Morality in business: Oxymoron?

BREAKTHROUGH - Elfren S. Cruz - The Philippine Star

There are those who would say that the term “morality in business” is an oxymoron – a contradiction in terms. Businessmen like to believe that there are two sets of values – one for individuals and a different one for businesses and corporations.

Every professionally run company has a code of ethical conduct for its employees. Violations result in the employee being punished either in the form of a reprimand, suspension or even termination. But any discussion on an  ethical code of conduct for management practitioners and business owners is a difficult and hazardous topic. Any person trying to discuss or write about the topic is normally met with indifference or accusation  of either being unrealistic, self righteous or hypocritical.

These are the excuses given whenever so-called business decision are made. A businessman will say that he or she has to think of the ”good of the business”. But the businessman conveniently forgets that business decisions are made by persons and the decision maker must accept full responsibility for the consequences of his decision.

Peter Drucker, the most influential management guru of modern times wrote: “ There is only one code of ethics, that of individual behaviour , for prince or pauper, for rich and poor for the mighty and the meek alike.”

Today, the Filipino businessman like  business leaders around the world, are confronted with moral questions that cannot be decided simply on the basis of what is “good for the company.” There is the issue of the minimum wage vs. the living wage that institutions like the Catholic Church have been advocating for more than a century. Then there is the issue of contractualization and the continuing practice of hiring “casuals” who will be laid off after a few months work and then rehired again to avoid giving them regular status.

Tax evasion and money laundering through tax havens in places like the British Virgin Islands are now considered as an integral part of doing business. And when transparency about financial transactions and bank accounts are demanded, businessmen object on the basis of the “right to privacy.”

There is this widespread belief that it is only leaders of the Catholic Church, like Pope Francis, who are warning us that there is too much greed in the business community. But even non-religious management gurus like Henry Mintzberg believe that this “glorification of self interest” has been intensifying. More than ten years ago, Mintzberg wrote: “Greed has been raised to some sort of high calling; corporations are urged to ignore broader social responsibilities in favour of narrow shareholder; chief executives are regarded as if they alone create economic performance. A society devoid of selfishness may be difficult to imagine, but a society that glorifies selfishness can be imagined only as cynical and corrupt. In effect, our societies have been tilting increasingly out of balance in favour of markets at the expense of other social institutions.”
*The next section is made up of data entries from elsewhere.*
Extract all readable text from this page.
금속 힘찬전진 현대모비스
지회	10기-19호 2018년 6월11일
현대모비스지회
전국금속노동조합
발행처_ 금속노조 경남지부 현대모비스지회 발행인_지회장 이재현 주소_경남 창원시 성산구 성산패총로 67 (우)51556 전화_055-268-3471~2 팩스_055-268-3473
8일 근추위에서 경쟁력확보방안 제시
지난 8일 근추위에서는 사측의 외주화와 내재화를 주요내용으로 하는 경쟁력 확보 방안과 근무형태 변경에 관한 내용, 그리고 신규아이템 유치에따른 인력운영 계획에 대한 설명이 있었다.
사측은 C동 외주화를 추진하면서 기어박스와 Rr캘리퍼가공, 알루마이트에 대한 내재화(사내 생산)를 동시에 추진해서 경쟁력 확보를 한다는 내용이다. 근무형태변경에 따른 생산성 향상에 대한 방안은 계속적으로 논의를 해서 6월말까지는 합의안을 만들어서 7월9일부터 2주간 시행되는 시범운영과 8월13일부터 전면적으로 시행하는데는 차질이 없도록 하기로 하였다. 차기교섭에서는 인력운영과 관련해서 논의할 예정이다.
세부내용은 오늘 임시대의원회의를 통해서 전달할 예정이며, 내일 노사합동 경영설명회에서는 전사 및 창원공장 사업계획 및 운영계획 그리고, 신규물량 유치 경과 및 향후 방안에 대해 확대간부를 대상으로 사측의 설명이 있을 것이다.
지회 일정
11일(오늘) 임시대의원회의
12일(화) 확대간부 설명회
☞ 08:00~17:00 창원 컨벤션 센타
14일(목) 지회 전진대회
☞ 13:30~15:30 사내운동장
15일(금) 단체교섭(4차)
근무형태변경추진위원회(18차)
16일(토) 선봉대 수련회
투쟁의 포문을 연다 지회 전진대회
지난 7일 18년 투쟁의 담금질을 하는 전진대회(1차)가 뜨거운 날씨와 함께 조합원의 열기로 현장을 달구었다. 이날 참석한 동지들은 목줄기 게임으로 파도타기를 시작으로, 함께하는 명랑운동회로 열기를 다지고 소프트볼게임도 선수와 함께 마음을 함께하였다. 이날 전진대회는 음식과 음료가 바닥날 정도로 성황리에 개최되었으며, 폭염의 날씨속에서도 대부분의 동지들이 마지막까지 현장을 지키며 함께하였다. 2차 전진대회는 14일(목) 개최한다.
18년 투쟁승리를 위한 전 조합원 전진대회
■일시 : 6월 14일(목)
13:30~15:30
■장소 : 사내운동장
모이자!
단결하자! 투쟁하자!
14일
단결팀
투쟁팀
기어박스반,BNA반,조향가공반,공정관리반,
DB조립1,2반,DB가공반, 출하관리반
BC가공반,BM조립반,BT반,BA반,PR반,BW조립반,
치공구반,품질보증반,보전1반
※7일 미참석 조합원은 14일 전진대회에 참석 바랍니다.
But for those who are interested, there are actually several ethical codes of conduct of business.

Dr. Ben Teehankee is the Chair, Faculty Development Committee, of the Ramon V. Del Rosario College of Business at De La Salle University. He is also the official liaison between DLSU and the United Nation Principles for Responsible Management Education ( UN PRME). He is also the driving force in DLSU’s desire to inculcate ethical behaviour among its management students. It is the beginning of another trimester. Here is part of the message he has sent to all the faculty members in the College of Business:

“ Dear Colleagues: Remember also to  explain the attached RVR COB Code of Ethics as the principles of Lasallian business leadership that we want them to learn. Please explain that the Code is in line with the Lasallian Guiding Principles and our commitments to the UN Principles for Responsible for Responsible Management.

DLSU Ramon Del Rosario College of Business Code of Ethics

As a business leader I recognize my role in society.

• My purpose is to lead people and manage resources to promote human development and the common good and to create value that no single individual can create alone.

• My decisions affect the well-being of individuals inside and outside my enterprise, today and tomorrow.

Therefore, I promise that:

• I will manage with loyalty and care, and will not advance my personal interests at the expense of my enterprise or society.

• I will promote socially useful products and services which serve human development, keeping in mind reasonable access for the poor and underprivileged.

• I will understand and uphold, in letter and spirit, the laws and contracts governing my conduct and that of my enterprise.

• I will refrain from corruption, unfair competition, or business practices harmful to society.

• I will respect the human rights and dignity of all people affected by my enterprise, and I will oppose discrimination and exploitation.

• I will promote a humane and enabling work community within my organization.

• I will promote the just allocation of resources for all stakeholders of the company

• I will respect the right of future generations to advance their standard of living and enjoy a healthy planet

• I will report the performance and risks of my enterprise accurately and honestly.

• I will invest in developing myself and others, helping the management profession continue to advance and create sustainable and inclusive prosperity.

• In exercising my professional duties according to these principles, I recognize that my behavior must set an example of integrity, eliciting trust and esteem from those I serve. I will remain accountable to my peers and to society for my actions and for upholding these standards.

This is an ethical code for business I would highly recommend.